Para completar as experiências transformadoras, há dez anos Mariana Kuroyama cultiva o hábito de beber  ayahuasca, uma bebida produzida a partir de duas plantas e utilizada durante rituais religiosos e indígenas.

"Transformou a minha vida, me fez despertar para a sabedoria oriunda da natureza", comenta. "Hoje, nós mulheres, permanecemos numa luta por libertação, não no sentido de impor ou dominar, mas de honrar o nosso espaço e existência, fatos que não ocorreram com as nossas ancestrais femininas. Essa prática [o ritual de tomar o chá de ayahuasca] me ajudou a fazer uma conexão com a sabedoria feminina que cuida, cura e cria, porém permanecia à sombra de um homem 'fazedor'. Não que ele não possa realizar, mas ele tem o espaço dele. Nós temos que honrar o nosso."

E foi ainda em contato direto com mulheres de outras partes do Brasil e do mundo que o trabalho de Mariana com as tatuagens ganhou mais força, camadas e personalidade. Convidada pela amiga Mayara Boaretto, estudante de obstetrícia na Universidade de São Paulo (USP), Mariana percorreu o Brasil, a Índia e o Nepal para conhecer a tradição das parteiras. Na época, Mayara produzia um documentário por meio de um projeto chamado Mulheres da terra, raízes do Brasil.

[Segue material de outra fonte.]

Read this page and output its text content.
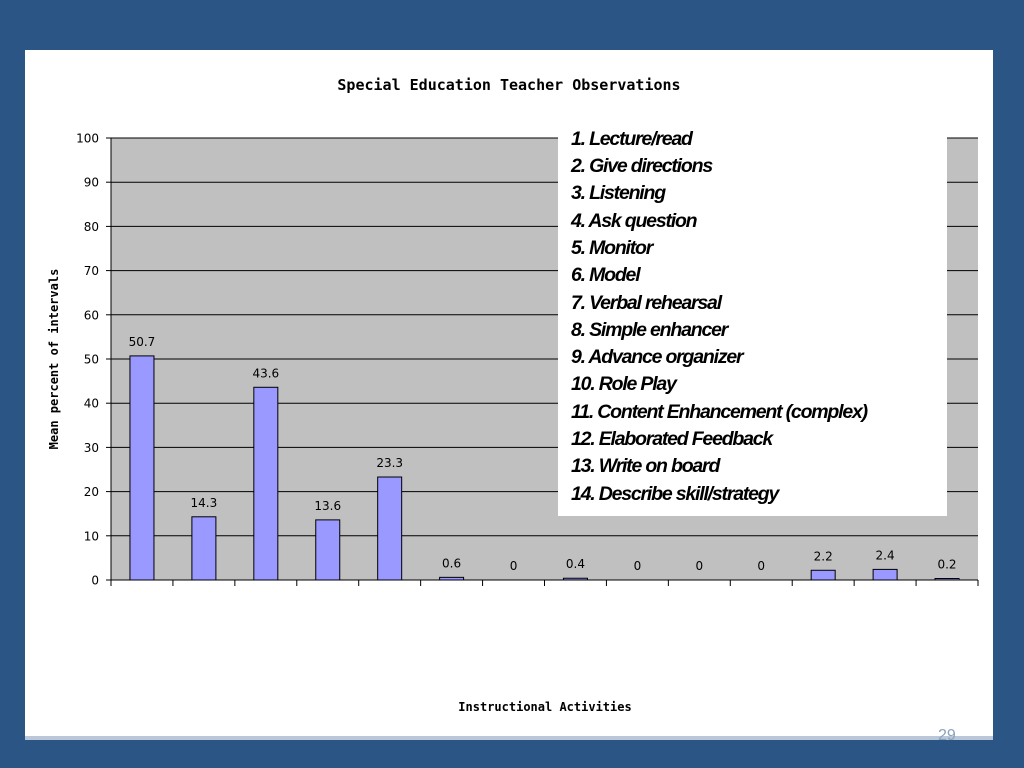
29
0
10
20
30
40
50
60
70
80
90
100
50.7
14.3
43.6
13.6
23.3
0.6	0	0.4	0	0	0
2.2	2.4
0.2
Special Education Teacher Observations
Instructional Activities
Mean percent of intervals
1. Lecture/read
2. Give directions
3. Listening
4. Ask question
5. Monitor
6. Model
7. Verbal rehearsal
8. Simple enhancer
9. Advance organizer
10. Role Play
11. Content Enhancement (complex)
12. Elaborated Feedback
13. Write on board
14. Describe skill/strategy
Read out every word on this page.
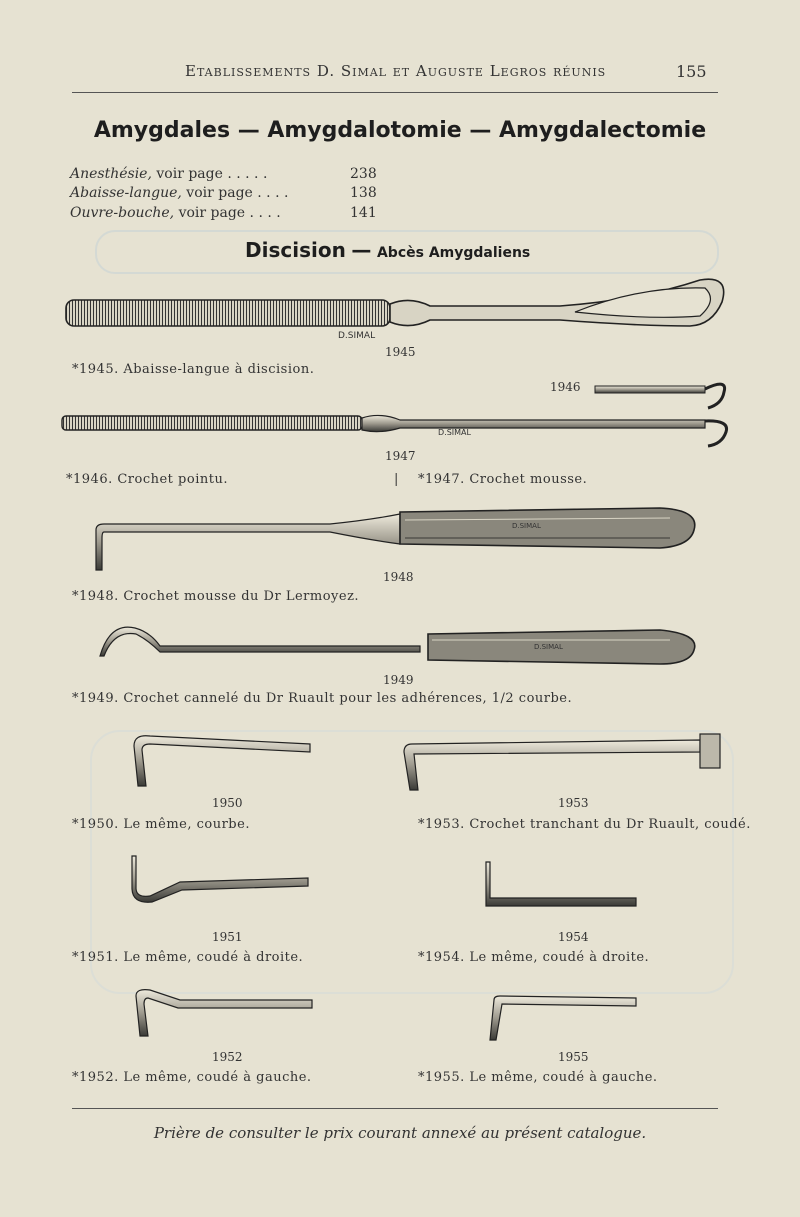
Etablissements D. Simal et Auguste Legros réunis	155
Amygdales — Amygdalotomie — Amygdalectomie
Anesthésie, voir page . . . . .	238
Abaisse-langue, voir page . . . .	138
Ouvre-bouche, voir page . . . .	141
Discision — Abcès Amygdaliens
D.SIMAL
1945
*1945. Abaisse-langue à discision.
1946
D.SIMAL
1947
*1946. Crochet pointu.	| *1947. Crochet mousse.
D.SIMAL
1948
*1948. Crochet mousse du Dr Lermoyez.
D.SIMAL
1949
*1949. Crochet cannelé du Dr Ruault pour les adhérences, 1/2 courbe.
1950	1953
*1950. Le même, courbe.	*1953. Crochet tranchant du Dr Ruault, coudé.
1951	1954
*1951. Le même, coudé à droite.	*1954. Le même, coudé à droite.
1952	1955
*1952. Le même, coudé à gauche.	*1955. Le même, coudé à gauche.
Prière de consulter le prix courant annexé au présent catalogue.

"Foi uma oportunidade linda. Tive contato com parteiras indígenas da tribo Pataxó, a Dona Juda da Bahia, Mãe Zezé em Aracaju", lembra a tatuadora, que considera a experiência como um divisor de águas na sua vida. "Na Índia e Nepal foram três meses percorrendo vilarejos e casas no deserto para encontrar diversas parteiras. Me marcou o fato de que as mulheres do Oriente são responsáveis pelas passagens da vida de uma pessoa, como o 'nascer' e o 'morrer'. O meu lado espiritual e de reconexão com a ancestralidade nasceu dessa experiência."

Confira o vídeo do Bar de Batom sobre mulheres tatuadoras

Com essa sensibilidade profunda e visão integrada da vida, Mariana Kuroyama se conecta com os seus clientes, que buscam tatuagens que valorizam a energia feminina, a natureza e os cosmos. Todos os desenhos são delicados e repletos de detalhes.

Os seu traços e arabescos emergem compondo figuras femininas que parecem estar sempre despertando de um sonho. As linhas dos desenhos, sempre acompanhadas de um toque místico, assemelham-se a raízes que brotam e percorrem a pele em curvas vigorosas, formando flores, plantas e figuras tribais. 

"O meu trabalho tem essa conexão, que nos faz lembrar que estamos aqui só de passagem. A natureza do nosso planeta e as estrelas do cosmos são uma coisa só. E a mulher, nisso tudo, é um portal para a vida", destaca a tatuadora. 

Ela ainda se dedica à técnica de tatuar diretamente na pele, sem estêncil, para resgatar as tradições milenares. E, antes de começar a desenhar, a artista tem o hábito de fazer uma oração para os seus guias e mentores espirituais.

"No Oriente a tatuagem tem uma conotação sagrada e hierárquica. Tatuagem é um ato de força conosco, para pontuar algo na nossa história. Por isso é uma prática pessoal, ligada ao nosso interior", aponta. "Não interessa o motivo pelo qual você está fazendo, se é para superar um problema, contar ou celebrar uma história, em nome da beleza. O meu papel é dar vida a esse sentimento, criando o desenho no momento presente com a pessoa."

Para comemorar a semana do Dia Internacional da Mulher, Mariana Kuroyama, que também faz trabalhos em aquarela, vai expor os seus quadros juntamente com um coletivo de artistas na exposição Libertação. O evento estará em cartaz a partir desta quinta-feira, dia 8 março, na SUB Galeria em São Paulo.